Here’s what you should know before medical marijuana lights up in the Lone Star State AP Photo/Seth Perlman
In this Tuesday, Sept. 15, 2015 photo, Ataraxia's inventory manager Anthony Marsico inspects the "Vegetative Room" at the Ataraxia medical marijuana cultivation center in Albion, Ill. Marijuana strains are now being cut and dried, and by mid-October, will be turned into medicine in many forms like oils, creams, buds for smoking, edible chocolates and gummies. (AP Photo/Seth Perlman)

Since Governor Greg Abbott signed the Compassionate Use Act, the wheels of the medical marijuana industry began turning in Texas, with Knox Medical reportedly set to begin selling its product in December.

According to, the company, with locations in Florida and now outside of Houston, is already subject to weekly inspections by the Department of Public Safety as it prepares for its facilities to open.

RELATED: Illinois Doctors Preach Medical Marijuana as an Alternative to Opioids

“We’ll go to the major treatment centers and talk to the physicians and find out, ‘Do any of your patients qualify for medical cannabis?’” Knox founder Jose Hidalgo said in an interview.

Per the law, growers of marijuana plants for medicinal use will be subject to very strict requirements about the medical product ultimately derived from the plants.
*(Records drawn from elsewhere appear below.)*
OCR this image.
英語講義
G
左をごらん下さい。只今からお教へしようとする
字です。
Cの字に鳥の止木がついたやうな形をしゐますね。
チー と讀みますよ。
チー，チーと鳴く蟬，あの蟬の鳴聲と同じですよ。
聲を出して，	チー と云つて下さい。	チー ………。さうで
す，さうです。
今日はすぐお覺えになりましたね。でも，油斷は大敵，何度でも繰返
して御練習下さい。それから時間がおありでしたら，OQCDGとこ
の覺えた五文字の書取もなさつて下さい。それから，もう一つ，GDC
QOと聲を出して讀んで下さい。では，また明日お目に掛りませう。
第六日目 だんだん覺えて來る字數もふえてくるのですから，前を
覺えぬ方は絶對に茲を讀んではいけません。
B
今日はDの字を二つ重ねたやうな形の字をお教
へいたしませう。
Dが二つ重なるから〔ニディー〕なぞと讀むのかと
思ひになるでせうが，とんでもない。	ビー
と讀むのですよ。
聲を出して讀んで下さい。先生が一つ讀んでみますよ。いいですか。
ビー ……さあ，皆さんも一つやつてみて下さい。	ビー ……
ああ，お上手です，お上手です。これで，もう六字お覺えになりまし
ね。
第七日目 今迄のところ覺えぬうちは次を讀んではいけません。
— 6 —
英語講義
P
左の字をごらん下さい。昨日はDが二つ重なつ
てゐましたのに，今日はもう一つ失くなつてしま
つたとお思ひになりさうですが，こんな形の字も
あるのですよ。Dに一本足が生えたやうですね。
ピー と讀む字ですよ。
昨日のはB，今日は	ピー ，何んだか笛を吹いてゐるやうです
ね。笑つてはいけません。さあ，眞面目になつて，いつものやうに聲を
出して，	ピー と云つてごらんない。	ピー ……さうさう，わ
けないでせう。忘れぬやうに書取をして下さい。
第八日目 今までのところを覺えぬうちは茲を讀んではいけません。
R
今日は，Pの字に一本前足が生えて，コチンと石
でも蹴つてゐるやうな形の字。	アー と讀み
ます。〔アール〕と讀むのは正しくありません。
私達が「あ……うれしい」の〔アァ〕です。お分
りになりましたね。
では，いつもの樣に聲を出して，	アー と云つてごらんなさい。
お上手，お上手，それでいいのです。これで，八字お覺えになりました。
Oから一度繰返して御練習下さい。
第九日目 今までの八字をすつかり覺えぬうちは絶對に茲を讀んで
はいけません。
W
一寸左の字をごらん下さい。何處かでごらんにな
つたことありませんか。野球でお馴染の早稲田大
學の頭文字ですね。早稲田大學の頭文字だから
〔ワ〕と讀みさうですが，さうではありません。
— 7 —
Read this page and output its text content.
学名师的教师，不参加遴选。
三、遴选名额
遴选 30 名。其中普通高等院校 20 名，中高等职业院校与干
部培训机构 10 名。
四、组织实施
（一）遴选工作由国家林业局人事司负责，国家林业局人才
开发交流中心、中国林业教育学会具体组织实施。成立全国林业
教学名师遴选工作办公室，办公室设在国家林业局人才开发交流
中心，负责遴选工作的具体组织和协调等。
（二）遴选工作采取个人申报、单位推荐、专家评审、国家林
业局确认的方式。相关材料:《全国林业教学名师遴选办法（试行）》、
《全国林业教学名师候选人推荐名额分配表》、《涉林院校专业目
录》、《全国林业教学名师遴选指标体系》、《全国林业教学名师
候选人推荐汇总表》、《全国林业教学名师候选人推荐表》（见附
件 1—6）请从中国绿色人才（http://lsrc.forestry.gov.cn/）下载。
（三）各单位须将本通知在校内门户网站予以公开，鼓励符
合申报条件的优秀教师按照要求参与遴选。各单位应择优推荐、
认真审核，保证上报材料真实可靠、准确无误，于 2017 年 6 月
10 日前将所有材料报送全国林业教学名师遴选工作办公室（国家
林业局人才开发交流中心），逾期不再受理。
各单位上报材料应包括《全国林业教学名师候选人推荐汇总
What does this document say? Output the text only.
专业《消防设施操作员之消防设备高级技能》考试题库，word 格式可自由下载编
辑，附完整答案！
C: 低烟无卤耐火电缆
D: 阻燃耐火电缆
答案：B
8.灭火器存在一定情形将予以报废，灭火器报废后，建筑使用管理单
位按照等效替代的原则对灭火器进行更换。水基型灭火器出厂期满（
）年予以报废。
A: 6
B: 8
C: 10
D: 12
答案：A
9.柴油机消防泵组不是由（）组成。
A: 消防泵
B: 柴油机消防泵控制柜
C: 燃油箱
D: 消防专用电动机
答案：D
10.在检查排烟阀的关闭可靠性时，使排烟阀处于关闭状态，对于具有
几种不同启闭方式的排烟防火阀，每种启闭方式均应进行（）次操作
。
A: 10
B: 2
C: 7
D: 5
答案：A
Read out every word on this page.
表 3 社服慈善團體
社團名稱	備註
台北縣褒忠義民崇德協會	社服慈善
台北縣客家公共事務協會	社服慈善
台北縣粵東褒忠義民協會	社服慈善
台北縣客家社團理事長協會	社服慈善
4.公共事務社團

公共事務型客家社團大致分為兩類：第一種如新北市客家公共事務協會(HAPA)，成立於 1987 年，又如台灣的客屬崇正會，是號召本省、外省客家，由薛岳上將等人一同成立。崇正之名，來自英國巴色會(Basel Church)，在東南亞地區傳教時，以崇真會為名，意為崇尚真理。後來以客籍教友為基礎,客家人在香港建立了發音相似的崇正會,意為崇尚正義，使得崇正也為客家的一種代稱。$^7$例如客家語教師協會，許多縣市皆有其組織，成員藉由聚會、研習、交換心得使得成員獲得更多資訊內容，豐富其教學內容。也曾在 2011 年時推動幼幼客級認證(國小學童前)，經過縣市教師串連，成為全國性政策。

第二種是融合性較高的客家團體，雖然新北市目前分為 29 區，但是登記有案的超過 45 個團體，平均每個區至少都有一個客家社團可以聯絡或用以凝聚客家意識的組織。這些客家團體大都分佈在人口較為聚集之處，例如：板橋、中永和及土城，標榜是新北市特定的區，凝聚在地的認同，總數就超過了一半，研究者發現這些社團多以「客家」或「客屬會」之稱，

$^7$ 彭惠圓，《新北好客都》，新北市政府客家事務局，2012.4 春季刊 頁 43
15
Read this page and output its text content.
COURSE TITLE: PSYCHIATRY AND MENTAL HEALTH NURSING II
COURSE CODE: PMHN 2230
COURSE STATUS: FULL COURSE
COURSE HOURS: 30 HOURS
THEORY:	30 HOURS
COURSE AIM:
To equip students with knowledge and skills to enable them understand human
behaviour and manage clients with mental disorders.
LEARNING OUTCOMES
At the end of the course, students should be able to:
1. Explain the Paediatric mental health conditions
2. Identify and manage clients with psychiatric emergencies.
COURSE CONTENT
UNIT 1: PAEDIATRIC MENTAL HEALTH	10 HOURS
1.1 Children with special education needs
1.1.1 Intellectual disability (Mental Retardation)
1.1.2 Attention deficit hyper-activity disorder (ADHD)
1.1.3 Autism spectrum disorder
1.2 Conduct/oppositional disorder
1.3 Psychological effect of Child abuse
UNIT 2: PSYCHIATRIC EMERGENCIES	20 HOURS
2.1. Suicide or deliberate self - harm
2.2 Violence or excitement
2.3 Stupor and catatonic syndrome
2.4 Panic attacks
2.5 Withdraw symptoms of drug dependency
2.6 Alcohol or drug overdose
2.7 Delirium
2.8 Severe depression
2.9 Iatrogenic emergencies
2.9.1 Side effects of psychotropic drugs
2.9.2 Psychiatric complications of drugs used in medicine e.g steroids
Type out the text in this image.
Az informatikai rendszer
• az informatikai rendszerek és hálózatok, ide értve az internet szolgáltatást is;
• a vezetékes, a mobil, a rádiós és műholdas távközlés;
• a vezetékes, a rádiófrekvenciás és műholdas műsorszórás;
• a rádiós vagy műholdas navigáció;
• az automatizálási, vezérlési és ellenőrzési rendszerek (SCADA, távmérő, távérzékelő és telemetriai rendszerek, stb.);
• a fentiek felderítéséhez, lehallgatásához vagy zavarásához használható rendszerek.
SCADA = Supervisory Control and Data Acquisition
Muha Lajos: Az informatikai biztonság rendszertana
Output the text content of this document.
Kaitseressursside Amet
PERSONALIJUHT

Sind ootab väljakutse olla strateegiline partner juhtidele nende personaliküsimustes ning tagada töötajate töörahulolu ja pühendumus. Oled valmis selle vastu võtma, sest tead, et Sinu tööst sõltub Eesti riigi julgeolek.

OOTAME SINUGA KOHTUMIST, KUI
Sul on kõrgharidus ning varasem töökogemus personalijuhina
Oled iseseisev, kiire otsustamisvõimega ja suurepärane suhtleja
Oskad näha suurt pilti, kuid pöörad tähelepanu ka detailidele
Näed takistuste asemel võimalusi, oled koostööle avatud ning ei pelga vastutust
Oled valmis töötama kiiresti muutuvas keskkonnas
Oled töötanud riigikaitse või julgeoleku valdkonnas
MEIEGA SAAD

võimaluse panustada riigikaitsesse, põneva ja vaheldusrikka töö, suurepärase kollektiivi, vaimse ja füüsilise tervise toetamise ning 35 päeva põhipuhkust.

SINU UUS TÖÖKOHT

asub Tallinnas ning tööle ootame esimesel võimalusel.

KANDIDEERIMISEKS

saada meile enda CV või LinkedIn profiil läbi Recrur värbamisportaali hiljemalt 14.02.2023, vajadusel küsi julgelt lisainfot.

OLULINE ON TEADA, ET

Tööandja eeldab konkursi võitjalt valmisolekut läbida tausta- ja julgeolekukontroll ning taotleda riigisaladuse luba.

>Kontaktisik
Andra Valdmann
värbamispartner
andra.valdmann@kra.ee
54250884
It further provides how any derived compound, manufacture, salt, derivative, mixture, preparation, resin or oil made from the plants grown may not contain more than .5 percent THC – its natural psychoactive chemical – by weight; it may also not contain less than 10 percent cannabidiol (CBD).

Only people whose epilepsy fails to respond to any other treatment can use the CBD oil produced by companies like Knox, according to the text; patients must also be permanent residents of Texas.

Additionally, under the law, a doctor must determine if using low THC cannabis would benefit the prescribed patient, and a second doctor is required to concur with the first’s diagnosis.

RELATED: Texas’ First Medical Marijuana Dispensary Set to Open in December

Smoking marijuana remains illegal on the state level in Texas, although some of the state’s largest cities, including Austin, San Antonio, Houston and Dallas, are working or utilizing programs effectively decriminalizing possession of a certain amount of the plant.